= Maria Walter =

German politician

Maria Walter (born Maria Harm: 27 September 1895 - 1 May 1988) was a German politician (KPD).

== Life ==
Maria Harm was born in Degerloch, by that time a quarter in the city of Stuttgart, the capital of the semi-autonomous Kingdom of Württemberg. She attended school locally between 1901 and 1909, and then undertook factory and office work. She was employed until 1926 by the shoe manufacturer Schuhfabrik Haueisen & Cie AG at their Degerloch and nearby Bad Cannstatt locations.

She married Ludwig Walter in 1916 and joined the newly launched Communist Party (KPD) in 1920. She became a member of the regional leadership of the para-military Red Women's and Girls' League ("RFMB-Gauleitung") and was also, for a time, chair of the RFMB in Württemberg. Within the mainstream party, between 1928 and 1933 she was head of the women's department of the regional leadership team ("Bezirksleitung").

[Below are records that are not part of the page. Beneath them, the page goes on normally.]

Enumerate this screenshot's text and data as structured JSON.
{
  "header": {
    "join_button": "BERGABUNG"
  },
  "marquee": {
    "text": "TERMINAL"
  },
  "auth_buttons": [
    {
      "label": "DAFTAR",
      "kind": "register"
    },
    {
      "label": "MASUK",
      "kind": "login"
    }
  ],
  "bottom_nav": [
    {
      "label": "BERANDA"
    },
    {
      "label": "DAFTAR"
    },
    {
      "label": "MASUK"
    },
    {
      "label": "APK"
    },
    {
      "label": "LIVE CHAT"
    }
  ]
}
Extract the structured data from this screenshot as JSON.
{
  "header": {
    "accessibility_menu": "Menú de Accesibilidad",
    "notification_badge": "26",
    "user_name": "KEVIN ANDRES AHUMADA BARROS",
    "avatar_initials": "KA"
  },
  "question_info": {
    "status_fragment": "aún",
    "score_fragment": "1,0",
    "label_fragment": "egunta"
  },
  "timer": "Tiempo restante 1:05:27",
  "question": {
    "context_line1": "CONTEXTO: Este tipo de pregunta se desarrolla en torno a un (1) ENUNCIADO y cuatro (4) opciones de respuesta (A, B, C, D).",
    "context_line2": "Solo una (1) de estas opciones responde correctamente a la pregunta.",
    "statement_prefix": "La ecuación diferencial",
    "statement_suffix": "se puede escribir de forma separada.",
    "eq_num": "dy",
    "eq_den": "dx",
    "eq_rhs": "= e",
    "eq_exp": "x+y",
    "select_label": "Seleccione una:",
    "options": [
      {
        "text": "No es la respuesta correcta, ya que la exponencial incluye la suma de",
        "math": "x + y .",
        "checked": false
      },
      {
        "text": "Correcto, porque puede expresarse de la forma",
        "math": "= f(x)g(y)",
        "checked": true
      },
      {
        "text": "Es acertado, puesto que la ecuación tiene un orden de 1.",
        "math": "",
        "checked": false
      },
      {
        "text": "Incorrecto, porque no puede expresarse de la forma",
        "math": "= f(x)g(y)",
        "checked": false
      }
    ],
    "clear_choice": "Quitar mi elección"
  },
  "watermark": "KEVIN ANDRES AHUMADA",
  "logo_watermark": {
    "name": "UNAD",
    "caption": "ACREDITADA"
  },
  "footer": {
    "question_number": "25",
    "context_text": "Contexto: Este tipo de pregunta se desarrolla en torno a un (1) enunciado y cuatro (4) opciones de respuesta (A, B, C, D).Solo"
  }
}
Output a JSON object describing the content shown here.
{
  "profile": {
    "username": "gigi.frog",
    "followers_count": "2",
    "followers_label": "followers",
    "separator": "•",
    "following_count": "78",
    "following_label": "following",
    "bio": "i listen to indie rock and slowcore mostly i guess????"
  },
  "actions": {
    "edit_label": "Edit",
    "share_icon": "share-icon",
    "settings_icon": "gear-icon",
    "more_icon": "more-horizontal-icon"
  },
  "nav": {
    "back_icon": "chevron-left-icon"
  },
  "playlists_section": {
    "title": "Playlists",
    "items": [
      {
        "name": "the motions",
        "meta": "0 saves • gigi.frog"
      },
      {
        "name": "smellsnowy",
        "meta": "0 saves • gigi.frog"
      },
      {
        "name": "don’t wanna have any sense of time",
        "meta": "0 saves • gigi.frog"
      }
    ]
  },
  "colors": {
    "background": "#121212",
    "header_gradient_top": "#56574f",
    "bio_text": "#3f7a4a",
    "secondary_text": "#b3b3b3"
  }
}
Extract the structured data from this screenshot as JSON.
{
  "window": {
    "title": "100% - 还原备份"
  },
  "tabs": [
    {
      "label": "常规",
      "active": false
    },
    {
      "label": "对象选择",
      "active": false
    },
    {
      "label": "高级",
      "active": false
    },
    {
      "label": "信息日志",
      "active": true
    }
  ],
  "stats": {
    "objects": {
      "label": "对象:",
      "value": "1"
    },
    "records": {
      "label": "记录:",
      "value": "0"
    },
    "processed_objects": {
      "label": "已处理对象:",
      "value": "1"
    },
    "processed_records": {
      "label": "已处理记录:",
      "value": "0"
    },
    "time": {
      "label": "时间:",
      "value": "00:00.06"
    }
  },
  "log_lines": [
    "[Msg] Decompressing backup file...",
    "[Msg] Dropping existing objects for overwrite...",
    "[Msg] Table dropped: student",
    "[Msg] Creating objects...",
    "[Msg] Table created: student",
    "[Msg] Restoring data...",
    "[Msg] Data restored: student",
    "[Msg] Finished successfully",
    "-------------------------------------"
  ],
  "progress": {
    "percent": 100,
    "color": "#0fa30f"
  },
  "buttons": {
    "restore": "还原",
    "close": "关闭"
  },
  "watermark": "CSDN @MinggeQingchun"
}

Maria Walter was elected a member of the Regional Parliament ("Landtag von Württemberg"), representing the Communist Party, in 1932. She had also, by this time, participated in 1930 in a course for party officers at the Communist Party's national academy ("Reichsparteischule") in Berlin-Fichtenau.

Régime change in January 1933 marked he start of a rapid transition to one-party dictatorship. The Reichstag fire in February 1933 was blamed in "communists" with an implausible level of immediacy, and was followed by the arrest of people who had been identified as politically active Communist Party members during the Weimar years. Maria Walter emigrated to Switzerland. However, at the beginning of September 1934 she returned to Stuttgart - according to one source on health grounds. In November 1939 and again in June 1944 she was arrested and detained for a number of weeks. Subsequently, she was no longer politically involved.

Maria Walter died on 1 May 1988 in Stuttgart.